There is nothing extraordinary about Vajda’s adventures, no bluff, no illusion, no ecstatic trances or exhibitionism, not the slightest provocation. Vizinczey has no use for transgression and little metaphysical flights. Learning life seems enough of a challenge to him, after nearly losing his own. Éloge des femmes müres is also a declaration of love for, and infidelity to, his mother country. “At twenty-three, I still believed that there could only be one true country for each man. Having to leave Hungary so soon after being ready to die for her, I became a philandering internationalist.”

The irony, the lightness, the profundity, the naturalness and exactitude of the novelist are found again intact in the texts of the critic. Besides, there is so little disparity between the inspiration for Éloge and the inspiration for Vérités et mensonges that certain passages of the novel turn up in the literary essays.  András Vajda reads older women the way that Vizinczey makes love with books: with the same desire to understand through pleasure, the same opening up of the mind and the heart, the same freedom, the same lucidity and passion for truth and beauty. You would lose something if you read one of these books without the other.

Like all good books, Vérités et mensonges contains sentences that you want to copy out in the way that you frame a painting. For example: “Most professional musicians know hundreds of scores by heart; most writers have only the vaguest recollection of the classics - which is one of the reasons why there are more skilled musicians that skilled writers. A violinist who had the technical proficiency of most published novelists would never find an orchestra to play in.” Or, “The greatest French playwright is Shakespeare translated into French.” Or again: “The only way to get at the truth now is through a novel.”

You will see that Vizinczey is an intrepid critic and that he adores Stendhal. He writes pages admirable for their clarity and profundity about his hero. He recalls that Stendhal took nothing on trust, and he follows his example. With fine vigour, he attacks those writers whom he accuses of cheating, manipulating, trampling on the truth like uhlans, with the pretext, he says, of serving art. Which Vizinczey, following Sartre, calls bad faith, a concept that is both aesthetic and moral. That literature has anything to do with morality is another affirmation that breaks usefully and agreeably with the propaganda surrounding us. Vizinczey’s enthusiasm for writers who teach us how to live is as great as the ferocity with which he attacks those who flatter, amuse the gallery, spout hot air and speak for their own little coterie.

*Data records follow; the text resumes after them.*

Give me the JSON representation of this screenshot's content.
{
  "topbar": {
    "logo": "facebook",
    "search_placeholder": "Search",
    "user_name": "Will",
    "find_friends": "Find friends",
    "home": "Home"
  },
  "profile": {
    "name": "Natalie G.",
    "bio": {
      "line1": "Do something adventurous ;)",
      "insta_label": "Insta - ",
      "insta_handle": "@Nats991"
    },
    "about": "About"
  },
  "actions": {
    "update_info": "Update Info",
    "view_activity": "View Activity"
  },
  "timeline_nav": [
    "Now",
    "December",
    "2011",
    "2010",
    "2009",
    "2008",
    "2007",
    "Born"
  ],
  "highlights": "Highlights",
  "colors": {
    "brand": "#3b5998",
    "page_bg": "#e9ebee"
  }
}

His admirations are no surprise: Hungarian poetry (he makes you want to discover it), the prose writers of the 19th century, French, Russian, German, with a predilection for Stendhal, Balzac, Pushkin, Gogol, Dostoevsky and Kleist. On the other hand, he shows himself joyously severe with those tutelary saints Goethe, Melville, Sainte- Beuve, Nabokov (whom he reproaches with “beautifying what is repugnant in the extreme”) or Malraux, the archetype of those French intellectuals who confuse prestige with genius. His essay on Styron is entitled “Anatomy of Serious Rubbish, or the Bay of Pigs of the American Literary Establishment”. Vizinczey’s intelligence is so bracing, so contagious, that reading his books plunges you into a bath of joy for at least a week.